Font size: - +
I came up with this decision with a heavy heart. I had to do this then, or else I would end up giving myself to emotional devastation. I became too tired already. Tired of running so hard to make both ends meet. Tired of thinking what more could I do in a faster way. Tired of always making the impossible.
Giving myself quite a long time to weigh things out, I made a final decision to move my kids to another school with a lower rate or to a public school near our place. Their current school’s expenses were so high that it would now really go beyond my financial capacity because of my existing insurmountable debts.
This decision was with a painful struggle and confusion. I asked myself so many times whether I made the right choice or not, or I was just losing faith again that God could provide all our needs. I prayed hard that God would show me His will as to where I would send them that year. If I made them stay, my debts would become an endless cycle of running in a rat race again. I would then end in fear and frustration. Or, I might end up breaking apart.
God knew how I wanted to provide them with the best education. He knew how I wanted to let them stay in the same school to protect, especially my son, from ridicule and unacceptance. He knew how I tried to shield him from bullying and the possible destruction of his self-esteem.
This new school became the channel of my son's massive changes and development. For those two years he was there, I saw his excitement every day. I saw how safe and friendly the environment was. I saw no discrimination, even among the parents and teachers, to less fortunate people like us. Most of all, Jesus was their theme and they spoke his name everywhere.
Somehow, I decided to give myself a chance to rest this year — a plan to cut all my high expenses off to stop those loan interests and penalties which burdened me for so long.. I asked God to allow me to clear off those mind-boggling debts through the new business I engaged in that year. Perhaps because I already became so desperate to live one day at a time.

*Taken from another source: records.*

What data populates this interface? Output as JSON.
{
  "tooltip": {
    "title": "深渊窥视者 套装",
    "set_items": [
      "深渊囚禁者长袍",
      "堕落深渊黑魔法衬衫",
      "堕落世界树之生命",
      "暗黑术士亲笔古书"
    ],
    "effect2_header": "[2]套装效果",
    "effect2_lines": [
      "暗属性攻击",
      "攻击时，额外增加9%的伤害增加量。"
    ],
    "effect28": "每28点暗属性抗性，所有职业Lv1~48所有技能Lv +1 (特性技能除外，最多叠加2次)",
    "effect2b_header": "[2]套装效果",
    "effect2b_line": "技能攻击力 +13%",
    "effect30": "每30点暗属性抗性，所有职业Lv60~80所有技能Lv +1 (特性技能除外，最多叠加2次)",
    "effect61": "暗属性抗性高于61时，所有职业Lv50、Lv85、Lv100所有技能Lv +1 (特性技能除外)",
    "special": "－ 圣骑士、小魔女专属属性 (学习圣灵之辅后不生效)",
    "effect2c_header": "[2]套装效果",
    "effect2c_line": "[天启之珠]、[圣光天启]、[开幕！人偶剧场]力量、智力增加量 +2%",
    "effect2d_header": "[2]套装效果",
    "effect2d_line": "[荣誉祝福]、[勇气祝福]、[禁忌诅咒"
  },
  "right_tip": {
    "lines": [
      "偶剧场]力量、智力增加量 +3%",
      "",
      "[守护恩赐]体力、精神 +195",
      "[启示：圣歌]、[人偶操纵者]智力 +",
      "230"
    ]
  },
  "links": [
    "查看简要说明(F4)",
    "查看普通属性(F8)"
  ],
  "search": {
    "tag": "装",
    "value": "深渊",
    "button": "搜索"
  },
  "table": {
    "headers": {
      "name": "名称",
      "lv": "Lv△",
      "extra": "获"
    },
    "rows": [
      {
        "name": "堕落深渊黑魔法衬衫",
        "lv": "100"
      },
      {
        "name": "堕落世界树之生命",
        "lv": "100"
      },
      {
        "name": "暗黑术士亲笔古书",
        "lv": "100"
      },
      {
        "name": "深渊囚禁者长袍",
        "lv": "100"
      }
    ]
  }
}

Yet, this decision came with the fear that my son might go through the same ordeal of rejection and unacceptance again. Fear that he might experience those bullying incidents again. Fear of that cruelty which happened in his previous school where some of his classmates tied to a post and fed forcefully with stones and leaves.
One night, he told me that his friends from the neighborhood had their first day of class already. So I told him that on the morning of the following day, I would also enroll him and his sister at the same school where most of his friends were.
“Can we go to my school instead, mommy?“
“Why? Are we going to ask permission that you and your sister are going to another school this year?“
“No, mom. We are going to sell more perfumes there so that I can still go to my school."
As loud as my laughter was the echo that went down inside my heart, tearing it apart. I felt hurt that despite his young mind at eight years old, he already understood what it took for us to make a living.
On the following day, he woke up early and urged us to do our morning prayer. Being used to the difficulty of waking him up in the morning, I asked him why, and his answer brought me to tears.
"Because mom, we have a very special request to ask from God."
During my morning shift the following morning in the hospital where I worked, I got so bothered by that little incident with my child. My mind just wouldn't get off from that simple prayer he made. I became guilty then of being too weak, of lacking the faith that God will take care of our needs.
It so happened that our hospital chaplain passed by. I called him up and asked him to pray for me. While He sent my worries to God in prayer, I did not notice that my tears were rolling down one after another. My heart was crying silently, in quiet yearning for His will.
After that short communion with God, I felt something heavy and sharp was drawn out from the core of my being. I then felt a sense of peace deep inside.
A week after that, God answered our prayer in a most surprising way. Nothing indeed is difficult for the Lord. Both of them stayed in the same school even until today, two years after that incident. And I am so awed at how He regarded the faith of a little child.